Жизнь ведь, в сущности, преподлая дама, – в одном случае ждешь годы, чтобы одарила милостью, деньгами, карьерой, положением и прочей земной мишурой, а в другом…
Ежели кому-то довелось в этой нелогической жизни одновременно не чаять души в женщине, до слезных спазм ждать и желать ее, и вместе с этими романтическими сантиментальными архаичными атрибутами души ненавидеть ее же, люто желать ее погибели от какой-нибудь подлости жизненной, рвать ее любовные записки и топтать на ее же глазах эти бумажные осколки сердечной преданности ее к тебе, тебе недавнему ее безоглядно обожаемому супругу…
Существовать в подобной сердечной раздвоенности человеку, при его слабосильно умственном статусе, чрезмерно продолжительно не полагается – не больше года, по крайней мере.
Я же оттерпел в точности подобную извращенческую ситуацию около трех лет.
И, разумеется, даром они не прошли ни для моего сердца, ни для души, которая виделась мне в ту пору смрадно пепельной, навечно несвежей и какой-то по-чеховски мудро стариковской, окончательно плюнувшей на свою натуру, которую она в этой преподлой жизни временно представляет. А уж про психические мотивы и распространяться не стоит…
В свое время, узнавши предысторию моей сексуальной психопатии, моя ренуаровская голубка не показала виду, что она потрясена сим нежданным пикантным откровением. То есть положение вещей на любовно-постельном фронте ее вполне устраивало, благо ведь она получала полнейшее удовлетворение на этой самой «дисгармонической почве». Потому как сама же откровенничала, что подобных жеребцовых талантов ей до меня не доводилось осязать воочию, разве что в легендах и порнографических журнальчиках и книжках, заполонивших тогда книжные лотки и развалы.
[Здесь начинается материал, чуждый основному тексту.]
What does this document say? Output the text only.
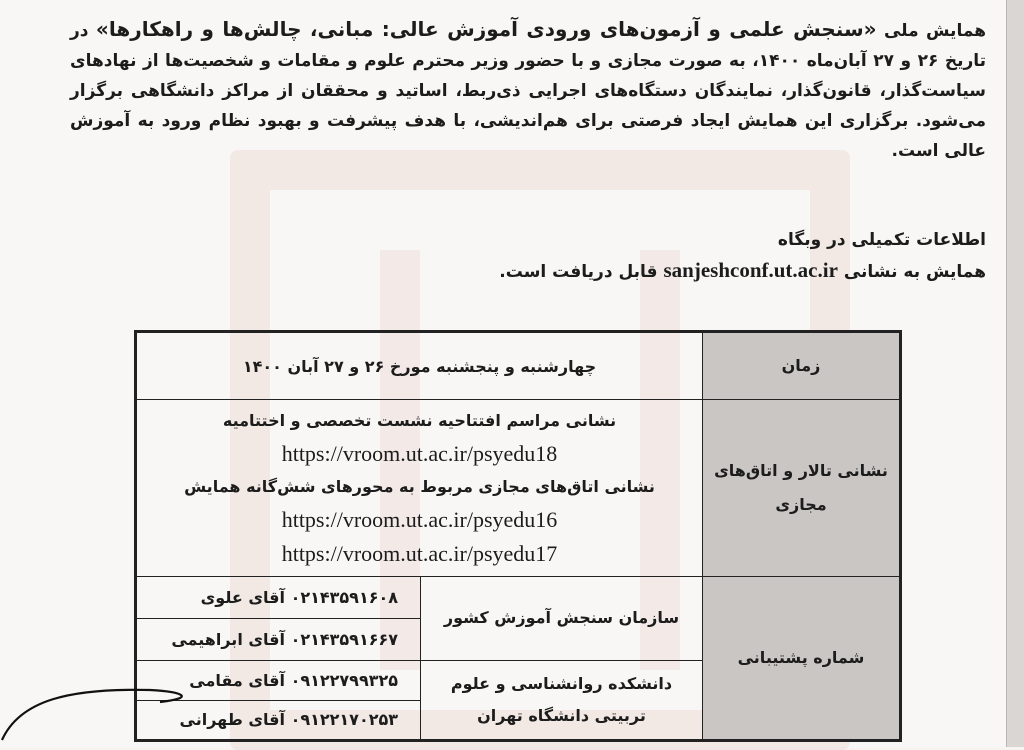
همایش ملی «سنجش علمی و آزمون‌های ورودی آموزش عالی: مبانی، چالش‌ها و راهکارها» در تاریخ ۲۶ و ۲۷ آبان‌ماه ۱۴۰۰، به صورت مجازی و با حضور وزیر محترم علوم و مقامات و شخصیت‌ها از نهادهای سیاست‌گذار، قانون‌گذار، نمایندگان دستگاه‌های اجرایی ذی‌ربط، اساتید و محققان از مراکز دانشگاهی برگزار می‌شود. برگزاری این همایش ایجاد فرصتی برای هم‌اندیشی، با هدف پیشرفت و بهبود نظام ورود به آموزش عالی است.
اطلاعات تکمیلی در وبگاه
همایش به نشانی sanjeshconf.ut.ac.ir قابل دریافت است.
زمان	چهارشنبه و پنجشنبه مورخ ۲۶ و ۲۷ آبان ۱۴۰۰	
نشانی تالار و اتاق‌های مجازی	نشانی مراسم افتتاحیه نشست تخصصی و اختتامیه
https://vroom.ut.ac.ir/psyedu18
نشانی اتاق‌های مجازی مربوط به محورهای شش‌گانه همایش
https://vroom.ut.ac.ir/psyedu16
https://vroom.ut.ac.ir/psyedu17	

شماره پشتیبانی	سازمان سنجش آموزش کشور	۰۲۱۴۳۵۹۱۶۰۸ آقای علوی
		۰۲۱۴۳۵۹۱۶۶۷ آقای ابراهیمی

	دانشکده روانشناسی و علوم
تربیتی دانشگاه تهران	۰۹۱۲۲۷۹۹۳۲۵ آقای مقامی
		۰۹۱۲۲۱۷۰۲۵۳ آقای طهرانی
В самом деле, в течении выходного дня, находясь дома, я овладевал женою, в самых неожиданных и как бы неподходящих месторасположениях.
Вот моя голубушка с милой улыбочкой уже не менее получаса судачит по телефону с подружкой, с профессиональной дотошностью обсуждая какую-нибудь очередную женскую мировую проблему: фасон кофточки, высоту каблука, модный боевой раскрас физиономии, безумные речи начальницы отдела и прочие безумные безделицы. Не прерывая этих милых женских сплетен, я безо всяких задних мыслей подсаживаюсь к своей законной обольстительнице, которая своим женским чутьем догадывается именно о них, именно задних и таких несвоевременных, потому как подружка на противоположном конце провода, хорошенько разогревши свою неуемную едучую фантазию, такое начинает щебетать, такие фантастические подробности…
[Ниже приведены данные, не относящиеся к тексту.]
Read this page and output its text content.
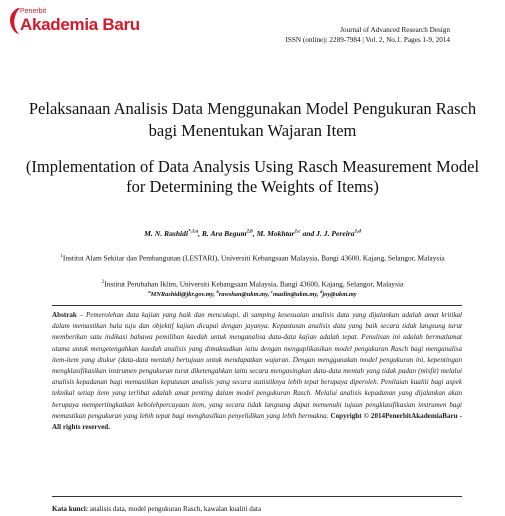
Penerbit
Akademia Baru	Journal of Advanced Research Design
ISSN (online): 2289-7984 | Vol. 2, No.1. Pages 1-9, 2014
Pelaksanaan Analisis Data Menggunakan Model Pengukuran Rasch bagi Menentukan Wajaran Item
(Implementation of Data Analysis Using Rasch Measurement Model for Determining the Weights of Items)
M. N. Rashidi$^{*,1,a}$, R. Ara Begum$^{2,b}$, M. Mokhtar$^{1,c}$ and J. J. Pereira$^{1,d}$
$^1$Institut Alam Sekitar dan Pembangunan (LESTARI), Universiti Kebangsaan Malaysia, Bangi 43600, Kajang, Selangor, Malaysia
$^2$Institut Perubahan Iklim, Universiti Kebangsaan Malaysia, Bangi 43600, Kajang, Selangor, Malaysia
$^a$MNRashidi@jkr.gov.my, $^b$rawshan@ukm.my, $^c$mazlin@ukm.my, $^d$joy@ukm.my
Abstrak – Pemerolehan data kajian yang baik dan mencukupi, di samping kesesuaian analisis data yang dijalankan adalah amat kritikal dalam memastikan hala tuju dan objektif kajian dicapai dengan jayanya. Kepastusan analisis data yang baik secara tidak langsung turut memberikan satu indikasi bahawa pemilihan kaedah untuk menganalisa data-data kajian adalah tepat. Penulisan ini adalah bermatlamat utama untuk mengetengahkan kaedah analisis yang dimaksudkan iaitu dengan mengaplikasikan model pengukuran Rasch bagi menganalisa item-item yang diukur (data-data mentah) bertujuan untuk mendapatkan wajaran. Dengan menggunakan model pengukuran ini, kepentingan mengklasifikasikan instrumen pengukuran turut diketengahkan iaitu secara mengasingkan data-data mentah yang tidak padan (misfit) melalui analisis kepadanan bagi memastikan keputusan analisis yang secara statistiknya lebih tepat berupaya diperoleh. Penilaian kualiti bagi aspek teknikal setiap item yang terlibat adalah amat penting dalam model pengukuran Rasch. Melalui analisis kepadanan yang dijalankan akan berupaya mempertingkatkan kebolehpercayaan item, yang secara tidak langsung dapat memenuhi tujuan pengklasifikasian instrumen bagi memastikan pengukuran yang lebih tepat bagi menghasilkan penyelidikan yang lebih bermakna. Copyright © 2014PenerbitAkademiaBaru - All rights reserved.
Kata kunci: analisis data, model pengukuran Rasch, kawalan kualiti data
Но мне терять уже нечего, раз мои простодушные намерения расшифрованы с быстротою неодушевленного компьютера, с которым она работает на своей финансово-кредитной службе, и поэтому все ее силовые приемы (одной рукой!) направленные против моей плотоядно настойчивой натуры домашнего насильника, совершенно не препятствуют моим целенаправленным действиям.
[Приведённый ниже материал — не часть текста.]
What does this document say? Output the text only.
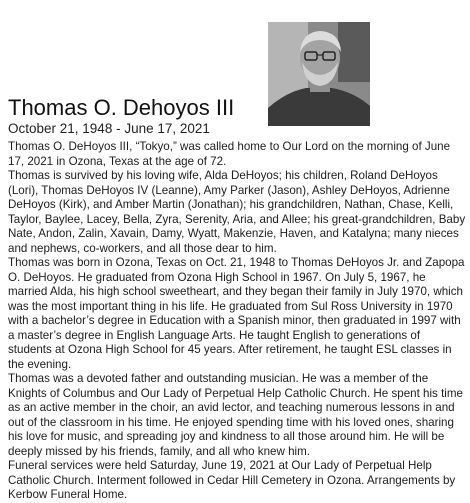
Thomas O. Dehoyos III
October 21, 1948 - June 17, 2021

Thomas O. DeHoyos III, “Tokyo,” was called home to Our Lord on the morning of June 17, 2021 in Ozona, Texas at the age of 72.

Thomas is survived by his loving wife, Alda DeHoyos; his children, Roland DeHoyos (Lori), Thomas DeHoyos IV (Leanne), Amy Parker (Jason), Ashley DeHoyos, Adrienne DeHoyos (Kirk), and Amber Martin (Jonathan); his grandchildren, Nathan, Chase, Kelli, Taylor, Baylee, Lacey, Bella, Zyra, Serenity, Aria, and Allee; his great-grandchildren, Baby Nate, Andon, Zalin, Xavain, Damy, Wyatt, Makenzie, Haven, and Katalyna; many nieces and nephews, co-workers, and all those dear to him.

Thomas was born in Ozona, Texas on Oct. 21, 1948 to Thomas DeHoyos Jr. and Zapopa O. DeHoyos. He graduated from Ozona High School in 1967. On July 5, 1967, he married Alda, his high school sweetheart, and they began their family in July 1970, which was the most important thing in his life. He graduated from Sul Ross University in 1970 with a bachelor’s degree in Education with a Spanish minor, then graduated in 1997 with a master’s degree in English Language Arts. He taught English to generations of students at Ozona High School for 45 years. After retirement, he taught ESL classes in the evening.

Thomas was a devoted father and outstanding musician. He was a member of the Knights of Columbus and Our Lady of Perpetual Help Catholic Church. He spent his time as an active member in the choir, an avid lector, and teaching numerous lessons in and out of the classroom in his time. He enjoyed spending time with his loved ones, sharing his love for music, and spreading joy and kindness to all those around him. He will be deeply missed by his friends, family, and all who knew him.

Funeral services were held Saturday, June 19, 2021 at Our Lady of Perpetual Help Catholic Church. Interment followed in Cedar Hill Cemetery in Ozona. Arrangements by Kerbow Funeral Home.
В итоге моя избранница, не отрывая от своего настороженного ушка телефонной трубки, вынуждена поменять насиженную пригретую диванную подушку на неустойчивое вожделенно валкое седло, на которое она взгромоздилась по моей настоятельной супружеской просьбе, предварительно насадившись на устрашающий (для маленьких девочек) неколеблемый живой кол с фиолетовым грозным шишаком.
И следующие полчаса моя телефонная слушательница-наездница пытается сосредоточиться на каком-нибудь одном пиковом моменте. Потому как по-настоящему совмещать подобные житейские деяния-упражнения под силу лишь сверхнеординарным личностям. К коим без натяжки можно отнести царицу Клеопатру, одной рукой подписывающую папирусы с приговорами о смертной казни провинившихся и опостылевших римских посланников, а другой тискающей кудри мальчугана-раба, услаждающего ее ненасытное египетское лоно своими безжалостными и неумелыми мальчишескими губами, языком, зубами. Или державную несравненную Екатерину Великую, диктующую придворному летописцу очередную черновую эпистолу своему давнишнему приятелю, французскому вольнодумцу-философу – ернику и сочинителю, месье Вольтеру, между тем возлежащую во фривольной позе парижской кокотки, то есть навзничь для удобства совершения другого, чрезвычайно привычного и, впрочем, не менее важного, чем прочие государственные дела, занятия, безмолвным партнером по которому нынче служит обыкновенный русский двухметровый гренадер из крестьянских рекрутов, передавший затем своим потомкам сию историческую небыль…
Однажды похотливый бес закорежился во мне, когда супруга сервировала гостевой стол, ожидая с минуту на минуту первую нетерпеливую ласточку. А я, вместо того, чтобы заняться каким-нибудь порядочным делом, – мало ли найдется дел у порядочных любящих мужей в ожидании гостевого визита, – вдруг набрасываюсь на нее с тыла, грубо сминаю ее наглаженную тесную юбку, вздымая ее на пояс, грубейшим жестом стаскиваю плавки, и, распластываю на обеденном столе, наполовину уставленным закусками и салатницами. И раздираю ее вначале сухую неподатливую дьявольскую щель своим неуправляемым с застоявшимся семенем бандитским фаллосом.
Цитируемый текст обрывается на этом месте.